Weaving webs for smarter science
How can we do great science if we can’t find useful information? In the UK there are many repositories that have captured vast collections of patient information. These repositories are called Biobanks. Each Biobank contains confidential data corresponding to the health and wellbeing of thousands of patients, including years of health records, doctor’s letters, and importantly, links those records to banked biosamples. Yet, a lack of standardised clinical annotation across these Biobanks leaves gaps in our knowledge which hampers the utility of millions of biosamples, as they can be difficult to find.
I am creating a smart assistant to bridge these gaps. This smart assistant will be utilising artificial intelligence techniques in order to learn from given data. My work aims to unify the representation of biomedical information in Biobanks, allowing queries to yield more results that would not have been seen before, which means more data for researchers to work with.
How will I develop a system that captures more results?
Ontologies allow us to represent a domain of interest: compressing everything we know about a particular ‘thing’ into something more easily understandable. I like to imagine ontologies as ‘webs of data’. These silky webs show how parts of a ‘thing’ are connected, and what rules constrain the web. For example, a human anatomy ontology could link a finger to a hand, and a hand to an arm. Using this web, you can logically infer a finger is linked to an arm. These rules are simple, but we can keep weaving webs like this to build up a big picture of an entire domain of interest; covering the symptoms of disease, methods for diagnosis, and the effects of medical interventions. To help researchers capture more results, my assistant will weave a web that unifies the terminology used to describe ‘things’ by the different Biobanks, this means that we will be able to find patient data for whatever we are looking for in the Biobank, even if the diseases or symptoms have different names, codes or misspellings. You could think of my work as a search engine for researchers who want to find patient data to prove their hypotheses.
I have just finished building my first ontology. I weaved this web myself from scratch, starting with a single document that describes inflammation of the eye, using only terse medical terminology. But to be useful, we need to link this terminology to words that patients and researchers use every-day via synonyms (e.g. “head” is a synonym of “skull”). I built up these synonyms by extracting “natural language” from an online forum, whose users discuss their symptoms and ongoing treatments with each-other. My goal is to answer the question: how much more data can we link by improving the mapping of medical terminology to natural language?
If applying my first ontology to a different source of data proves useful for identifying patient information, we can use this idea of weaving webs with natural language synonyms from any number of publicly available datasets to capture more about how diseases and treatments affect real people.

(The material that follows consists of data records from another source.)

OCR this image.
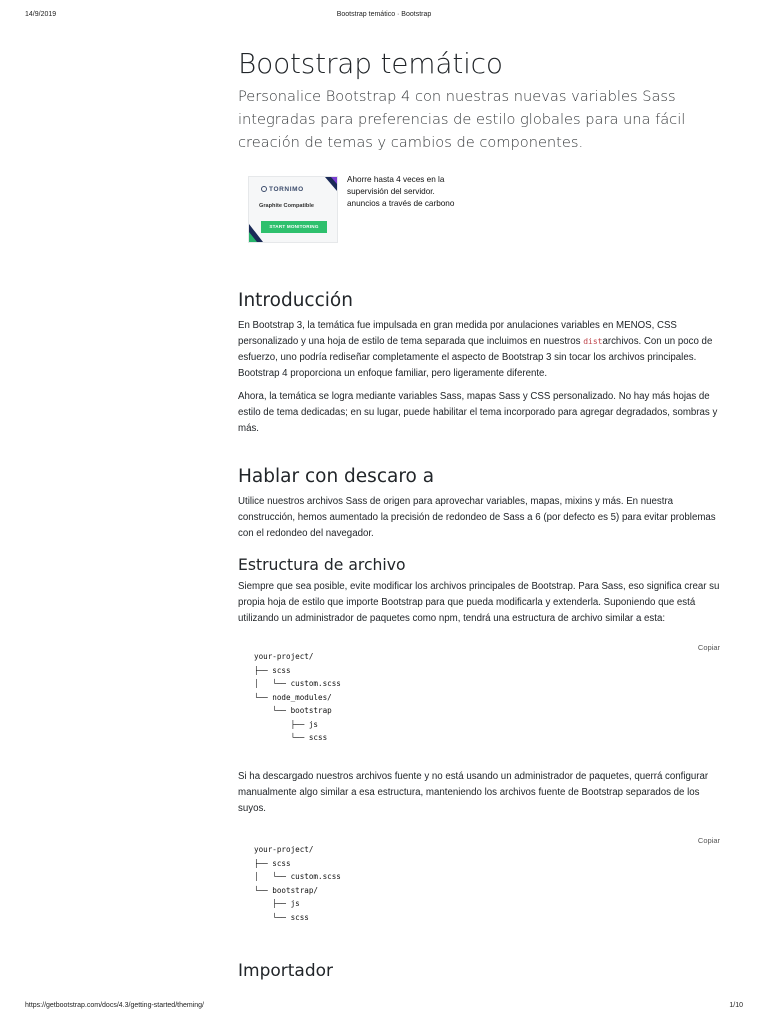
14/9/2019	Bootstrap temático · Bootstrap
Bootstrap temático

Personalice Bootstrap 4 con nuestras nuevas variables Sass integradas para preferencias de estilo globales para una fácil creación de temas y cambios de componentes.

TORNIMO
Graphite Compatible
START MONITORING
Ahorre hasta 4 veces en la supervisión del servidor.
anuncios a través de carbono
Introducción

En Bootstrap 3, la temática fue impulsada en gran medida por anulaciones variables en MENOS, CSS personalizado y una hoja de estilo de tema separada que incluimos en nuestros distarchivos. Con un poco de esfuerzo, uno podría rediseñar completamente el aspecto de Bootstrap 3 sin tocar los archivos principales. Bootstrap 4 proporciona un enfoque familiar, pero ligeramente diferente.

Ahora, la temática se logra mediante variables Sass, mapas Sass y CSS personalizado. No hay más hojas de estilo de tema dedicadas; en su lugar, puede habilitar el tema incorporado para agregar degradados, sombras y más.

Hablar con descaro a

Utilice nuestros archivos Sass de origen para aprovechar variables, mapas, mixins y más. En nuestra construcción, hemos aumentado la precisión de redondeo de Sass a 6 (por defecto es 5) para evitar problemas con el redondeo del navegador.

Estructura de archivo

Siempre que sea posible, evite modificar los archivos principales de Bootstrap. Para Sass, eso significa crear su propia hoja de estilo que importe Bootstrap para que pueda modificarla y extenderla. Suponiendo que está utilizando un administrador de paquetes como npm, tendrá una estructura de archivo similar a esta:

Copiar
your-project/
├── scss
│   └── custom.scss
└── node_modules/
└── bootstrap
├── js
└── scss

Si ha descargado nuestros archivos fuente y no está usando un administrador de paquetes, querrá configurar manualmente algo similar a esa estructura, manteniendo los archivos fuente de Bootstrap separados de los suyos.

Copiar
your-project/
├── scss
│   └── custom.scss
└── bootstrap/
├── js
└── scss
Importador
https://getbootstrap.com/docs/4.3/getting-started/theming/	1/10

My big plan is a smart assistant weaving webs across all the Biobanks, enabling us to link and capture more information by making use of years of underutilised textual data found in patient records, which is typically difficult to work with due to a lack of standardisation. My assistant will weave links between the terminology used across the different Biobanks, bridging the gaps in annotations so researchers don’t have to. With better results from our Biobanks, researchers will be able to do better science.
Organised and consistent data is the key to research. As someone who loves organisation and science, I am excited to be the spider at the heart of these webs, that I one day hope will form a foundation to smarter science for biomedical research. These Biobanks are an amazing resource and I believe my work will help us to make the most out of them.
Spiders weave webs to capture their prey. I weave webs to capture more information.